Por um lado, a localização do forte, estando o mesmo situado em função da localização de uma barra litoral ancestral que depois migrou para outra posição a leste no cordão dunar, estando ao mesmo tempo bastante afastado do primitivo núcleo populacional de Cabanas, que se vinha a desenvolver no sentido a leste do caminho da Canada. Será preciso também verificar a importância da armação de atum mais próxima, a Armação da Abóbora, que então se situava, de acordo com fotos que podemos ver num artigo anterior, ficava situada um quilómetro ou dois a leste. Os atuns capturados tinham de ser alvo de controle por parte da Guarda fiscal para deduzir o respectivo imposto do pescado. O acesso à ilha e a vigilância constante da costa seriam os principais motivos da sua presença.

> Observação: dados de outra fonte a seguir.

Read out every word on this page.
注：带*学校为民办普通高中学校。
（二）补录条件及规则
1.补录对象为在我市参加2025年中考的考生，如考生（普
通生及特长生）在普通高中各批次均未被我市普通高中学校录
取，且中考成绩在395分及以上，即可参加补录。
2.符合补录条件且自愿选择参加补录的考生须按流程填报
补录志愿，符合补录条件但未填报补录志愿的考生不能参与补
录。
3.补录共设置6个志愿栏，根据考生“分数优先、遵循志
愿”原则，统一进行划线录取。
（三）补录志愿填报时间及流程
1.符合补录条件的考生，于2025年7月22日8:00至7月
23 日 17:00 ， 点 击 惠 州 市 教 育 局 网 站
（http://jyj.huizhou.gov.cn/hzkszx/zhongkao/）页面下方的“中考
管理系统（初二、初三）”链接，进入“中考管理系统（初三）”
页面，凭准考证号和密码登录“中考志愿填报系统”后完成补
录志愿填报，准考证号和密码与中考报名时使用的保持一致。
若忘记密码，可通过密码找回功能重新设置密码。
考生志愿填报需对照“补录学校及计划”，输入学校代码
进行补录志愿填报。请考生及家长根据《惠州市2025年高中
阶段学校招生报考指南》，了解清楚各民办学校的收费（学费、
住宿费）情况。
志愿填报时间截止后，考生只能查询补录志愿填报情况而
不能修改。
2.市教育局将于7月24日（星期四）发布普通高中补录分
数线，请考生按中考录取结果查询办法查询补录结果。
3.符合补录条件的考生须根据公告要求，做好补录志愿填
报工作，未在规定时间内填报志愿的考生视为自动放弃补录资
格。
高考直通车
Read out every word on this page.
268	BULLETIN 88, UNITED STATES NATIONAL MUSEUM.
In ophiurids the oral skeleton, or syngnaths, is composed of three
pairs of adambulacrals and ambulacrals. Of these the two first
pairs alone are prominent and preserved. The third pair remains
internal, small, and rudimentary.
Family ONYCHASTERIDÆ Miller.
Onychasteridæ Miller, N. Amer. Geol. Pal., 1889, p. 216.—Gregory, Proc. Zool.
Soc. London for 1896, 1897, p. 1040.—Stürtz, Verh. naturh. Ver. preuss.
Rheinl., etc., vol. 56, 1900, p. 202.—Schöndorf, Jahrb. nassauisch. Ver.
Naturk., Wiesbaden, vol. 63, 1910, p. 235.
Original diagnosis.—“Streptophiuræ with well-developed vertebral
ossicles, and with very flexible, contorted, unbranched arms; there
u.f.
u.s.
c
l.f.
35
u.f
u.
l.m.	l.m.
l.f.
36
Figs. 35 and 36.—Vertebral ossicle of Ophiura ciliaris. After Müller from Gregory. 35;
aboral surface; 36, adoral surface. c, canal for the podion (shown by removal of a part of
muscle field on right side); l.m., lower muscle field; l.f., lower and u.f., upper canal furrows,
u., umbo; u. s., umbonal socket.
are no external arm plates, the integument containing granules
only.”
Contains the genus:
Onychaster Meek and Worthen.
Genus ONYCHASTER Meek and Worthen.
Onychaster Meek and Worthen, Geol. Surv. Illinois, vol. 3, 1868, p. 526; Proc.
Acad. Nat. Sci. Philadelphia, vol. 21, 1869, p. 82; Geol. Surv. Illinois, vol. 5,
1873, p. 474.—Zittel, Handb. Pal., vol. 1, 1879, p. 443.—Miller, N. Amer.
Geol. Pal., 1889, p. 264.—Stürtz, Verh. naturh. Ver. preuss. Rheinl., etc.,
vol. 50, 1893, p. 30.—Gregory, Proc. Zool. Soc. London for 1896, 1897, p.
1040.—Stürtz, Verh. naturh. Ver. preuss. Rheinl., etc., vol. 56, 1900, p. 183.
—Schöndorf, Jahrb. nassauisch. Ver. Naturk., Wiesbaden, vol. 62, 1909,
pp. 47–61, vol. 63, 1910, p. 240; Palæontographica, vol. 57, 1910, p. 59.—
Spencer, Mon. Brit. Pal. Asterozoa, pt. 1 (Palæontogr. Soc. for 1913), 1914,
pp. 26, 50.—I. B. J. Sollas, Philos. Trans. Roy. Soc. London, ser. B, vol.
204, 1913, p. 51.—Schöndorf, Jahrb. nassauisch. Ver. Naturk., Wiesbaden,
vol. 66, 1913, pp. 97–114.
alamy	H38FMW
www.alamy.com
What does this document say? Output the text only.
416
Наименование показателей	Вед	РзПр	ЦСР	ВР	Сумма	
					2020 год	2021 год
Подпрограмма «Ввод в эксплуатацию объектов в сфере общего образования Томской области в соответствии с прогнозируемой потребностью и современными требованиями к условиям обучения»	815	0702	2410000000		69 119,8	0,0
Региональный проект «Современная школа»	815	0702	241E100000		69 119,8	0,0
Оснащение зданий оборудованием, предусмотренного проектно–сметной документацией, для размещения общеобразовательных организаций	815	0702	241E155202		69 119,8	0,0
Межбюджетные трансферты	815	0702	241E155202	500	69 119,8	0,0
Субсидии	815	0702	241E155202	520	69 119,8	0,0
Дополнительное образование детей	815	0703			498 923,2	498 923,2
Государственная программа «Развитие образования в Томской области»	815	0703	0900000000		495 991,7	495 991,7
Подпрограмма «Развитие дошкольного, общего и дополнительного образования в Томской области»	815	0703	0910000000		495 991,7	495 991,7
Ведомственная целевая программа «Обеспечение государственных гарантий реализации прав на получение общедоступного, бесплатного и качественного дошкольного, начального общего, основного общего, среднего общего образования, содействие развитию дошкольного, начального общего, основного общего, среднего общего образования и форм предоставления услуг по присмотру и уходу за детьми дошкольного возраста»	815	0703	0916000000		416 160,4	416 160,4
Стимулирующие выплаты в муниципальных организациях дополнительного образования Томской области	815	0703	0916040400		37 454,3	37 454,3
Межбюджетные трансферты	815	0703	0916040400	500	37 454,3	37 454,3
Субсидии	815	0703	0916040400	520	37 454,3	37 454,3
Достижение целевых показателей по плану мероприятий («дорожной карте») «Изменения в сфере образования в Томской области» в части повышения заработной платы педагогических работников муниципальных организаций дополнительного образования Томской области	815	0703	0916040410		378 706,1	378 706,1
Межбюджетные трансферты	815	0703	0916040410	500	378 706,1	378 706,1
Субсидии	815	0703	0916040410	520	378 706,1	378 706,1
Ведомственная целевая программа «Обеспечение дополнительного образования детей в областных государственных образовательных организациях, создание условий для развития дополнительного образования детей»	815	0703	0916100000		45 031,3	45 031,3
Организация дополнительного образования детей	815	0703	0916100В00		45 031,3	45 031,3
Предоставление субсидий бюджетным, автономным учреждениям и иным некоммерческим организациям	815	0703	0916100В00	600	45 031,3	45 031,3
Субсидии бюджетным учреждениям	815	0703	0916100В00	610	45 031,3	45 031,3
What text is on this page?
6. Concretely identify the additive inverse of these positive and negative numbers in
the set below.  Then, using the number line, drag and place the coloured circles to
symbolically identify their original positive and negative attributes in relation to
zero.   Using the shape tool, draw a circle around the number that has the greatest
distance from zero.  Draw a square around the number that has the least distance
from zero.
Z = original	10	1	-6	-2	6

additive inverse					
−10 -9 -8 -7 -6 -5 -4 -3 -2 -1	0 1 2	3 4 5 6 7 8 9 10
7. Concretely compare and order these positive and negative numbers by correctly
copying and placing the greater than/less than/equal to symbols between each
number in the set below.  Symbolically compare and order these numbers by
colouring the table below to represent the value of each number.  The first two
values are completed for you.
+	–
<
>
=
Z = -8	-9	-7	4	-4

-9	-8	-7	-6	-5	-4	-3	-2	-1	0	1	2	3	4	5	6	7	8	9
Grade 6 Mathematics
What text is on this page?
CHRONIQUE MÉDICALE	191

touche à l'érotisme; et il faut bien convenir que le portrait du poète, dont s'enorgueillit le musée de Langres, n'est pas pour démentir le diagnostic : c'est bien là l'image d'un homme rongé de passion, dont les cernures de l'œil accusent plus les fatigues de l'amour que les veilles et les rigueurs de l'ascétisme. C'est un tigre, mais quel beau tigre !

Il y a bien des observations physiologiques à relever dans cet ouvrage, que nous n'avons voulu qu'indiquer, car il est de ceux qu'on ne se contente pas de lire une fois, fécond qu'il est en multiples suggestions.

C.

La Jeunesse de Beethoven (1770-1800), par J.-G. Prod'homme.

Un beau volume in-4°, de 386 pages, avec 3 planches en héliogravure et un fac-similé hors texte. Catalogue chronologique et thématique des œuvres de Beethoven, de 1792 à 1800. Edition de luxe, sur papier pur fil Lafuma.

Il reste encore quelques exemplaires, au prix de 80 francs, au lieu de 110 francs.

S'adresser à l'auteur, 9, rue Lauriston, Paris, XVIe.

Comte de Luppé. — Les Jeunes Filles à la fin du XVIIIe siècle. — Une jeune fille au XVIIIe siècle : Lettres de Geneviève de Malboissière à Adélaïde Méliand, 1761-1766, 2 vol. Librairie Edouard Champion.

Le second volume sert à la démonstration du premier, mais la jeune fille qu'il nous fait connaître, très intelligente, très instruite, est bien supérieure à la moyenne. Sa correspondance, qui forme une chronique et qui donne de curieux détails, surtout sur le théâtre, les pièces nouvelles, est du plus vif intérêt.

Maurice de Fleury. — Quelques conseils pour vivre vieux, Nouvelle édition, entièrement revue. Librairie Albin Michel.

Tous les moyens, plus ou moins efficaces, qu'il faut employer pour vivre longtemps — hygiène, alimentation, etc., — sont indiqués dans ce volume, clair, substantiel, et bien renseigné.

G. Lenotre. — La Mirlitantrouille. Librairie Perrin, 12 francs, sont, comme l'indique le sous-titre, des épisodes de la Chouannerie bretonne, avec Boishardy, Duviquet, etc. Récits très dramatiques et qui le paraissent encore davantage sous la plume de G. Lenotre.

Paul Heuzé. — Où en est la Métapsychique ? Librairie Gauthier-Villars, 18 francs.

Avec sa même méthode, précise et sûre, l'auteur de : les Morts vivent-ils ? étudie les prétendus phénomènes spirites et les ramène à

Nunca foi investigado se em frente ao forte existiria um eventual atracadouro onde a guarda fiscal disporia de embarcações que lhe permitiria mover os guardas entre o forte e a armação, assim como do papel da vigilância da costa.
Sabemos que o forte de Cacela também passou para a Guarda Fiscal, e o mesmo continua a servir essa função mesmo depois da extinção e integração da dita guarda na GNR em 1993. Mas sabemos que Cacela tem condições muito especiais que facilitam o trabalho de vigia do litoral partir dali, de forma que essa unidade da guarda nunca tenha de lá saído.
Em 1905 esta zona da actual vila estaria entregue à natureza e seria por ventura local limítrofe entre quintas e a praia. O areal estender-se-ia ao longo de toda a actual marginal (de acordo com mapa de 1874) . Neste areal o peixe proveniente seria descarregado para os agentes exercerem a sua actividade de fiscalização. Uma lota seria construída mais tarde no local onde se encontra a actual junta e mercado para centralizar esta tarefa.
A nova localização permitiria aos agentes estarem mais próximos do local de desembarque do pescado e das embarcações. A construção do posto neste lugar teve um impacto na medida que os novos guardas que foram sendo recrutados foram construindo habitações de família em redor do posto. O beco onde se situa o posto teria casas dessa natureza, assim como a que veio a ser nova marginal de casas mais perto da praia. Neste arruamento, estabeleceu-se um meu bisavô que também passou pela Guarda , tendo casado em 1913 com 23 anos, assim como outro colega com o qual tinha paredes meias. Todas elas foram sendo construídas por esta altura.
Mais tarde, quando foi vedado o acesso de residentes locais ao ingresso na Guarda, porventura por causa de eventuais favorecimentos, isto terá impedido a progressão no estabelecimento de residentes que assumiam a farda perto do seu local de trabalho.